Elle soupire, mais tant pis. «Je n’allais pas quitter Paris sans avoir accroché le mien», dit-elle.

Attacher un cadenas sur le parapet de cette passerelle menant au Louvre et chantée par des poètes, puis jeter la clé dans l’eau pour rendre le geste irréversible, fait aujourd’hui partie des attractions touristiques de la ville lumière.

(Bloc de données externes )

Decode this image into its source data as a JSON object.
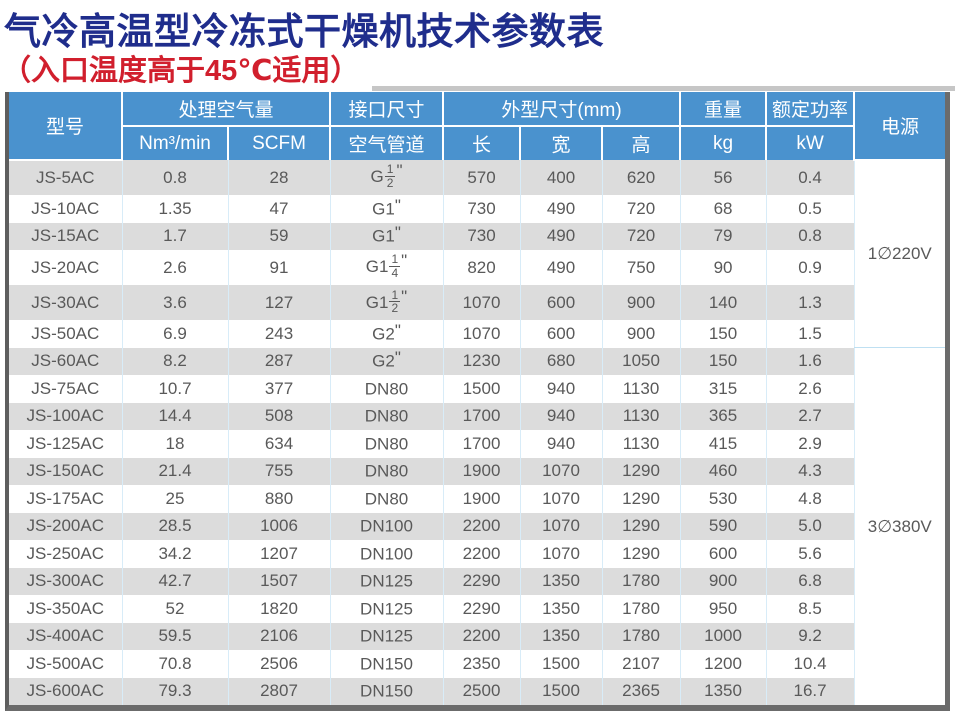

Présente sur tous les continents, en Allemagne, en Russie et jusqu’en Chine, et surtout en Italie, la tendance - ou l’épidémie - des «cadenas d’amour», apportés par les couples voulant sceller leur union est arrivée sur le pont des Arts en 2008.

Limitée jusqu’en 2010, elle a fini par recouvrir la totalité des 150 mètres de parapet et s’est ensuite propagée aux autres ponts parisiens. Le pont de l’Archevêché, les passerelles Simone-de-Beauvoir, Léopold-Sedar-Senghor ou celle du canal Saint-Martin sont maintenant ornés de milliers de verrous.

Une quarantaine de cadenas a même été signalée récemment au sommet de la Tour Eiffel.

Paris transformé en Disneyland

«Une mode affreuse et dangereuse», condamne Lisa Taylor Huff. Pour cette Franco-Américaine, la tendance dénature «le vrai Paris» et le transforme en «Disneyland».

Avec son amie Lisa Anselmo, New-Yorkaise établie à Paris depuis plus de trois ans, elle a lancé en mars une pétition pour demander à la mairie d’enlever les cadenas, qu’elles accusent de porter atteinte à la sécurité et à la qualité de vie des habitants.

Plus de 5.000 personnes, dont 70% de Français parmi lesquels une majorité de Parisiens l’ont signée, selon Liza Taylor-Huff. «En laissant faire depuis six ans, la mairie ne prend pas en compte le sentiment des Parisiens. Ce sont les intérêts des touristes qui passent en premier.»

Nombre de riverains sont dégoûtés. «La passerelle ressemble à une poubelle», dit Guillaume, jeune homme chic rencontré sur le pont des Arts. «Quand il y en avait quelques-uns c’était plutôt sympa, mais maintenant la vue est bouchée, ça casse la perspective.»

Liza Taylor-Huff voudrait faire installer un grand grillage dédié aux cadenas d’amour. «Sur le Champ de Mars par exemple. C’est au pied de la tour Eiffel, il y a beaucoup d’espace disponible, il serait même possible d’installer une fontaine pour y jeter la clé du verrou comme le veut la tradition. Ça éviterait aussi de polluer la Seine.»

Interrogé sur les dommages représentés par la présence de milliers de clés dans la Seine, Benoît Hartmann de France Nature Environnement (FNE), s’alarme plutôt du gaspillage de matériel. «La pollution du milieu, c’est la cerise sur le gâteau, mais le problème avant tout c’est celui du rapport maladif de notre société à la consommation.» Il ne voit pas bien quelle mesure pourrait prendre la mairie, comptant plutôt sur l’épuisement du phénomène.

A Rome, touchée par cette «mode» il y a sept ans déjà, la pose de cadenas est interdite, sous peine de se voir infliger une amende de 50 euros. Pas question de faire la même chose à Paris, jalouse de son image de ville romantique. La municipalité se contente de remplacer «régulièrement» les parapets abîmés du pont des Arts et dit «réfléchir» à la mise en place d’une «nouvelle forme de preuve d’amour».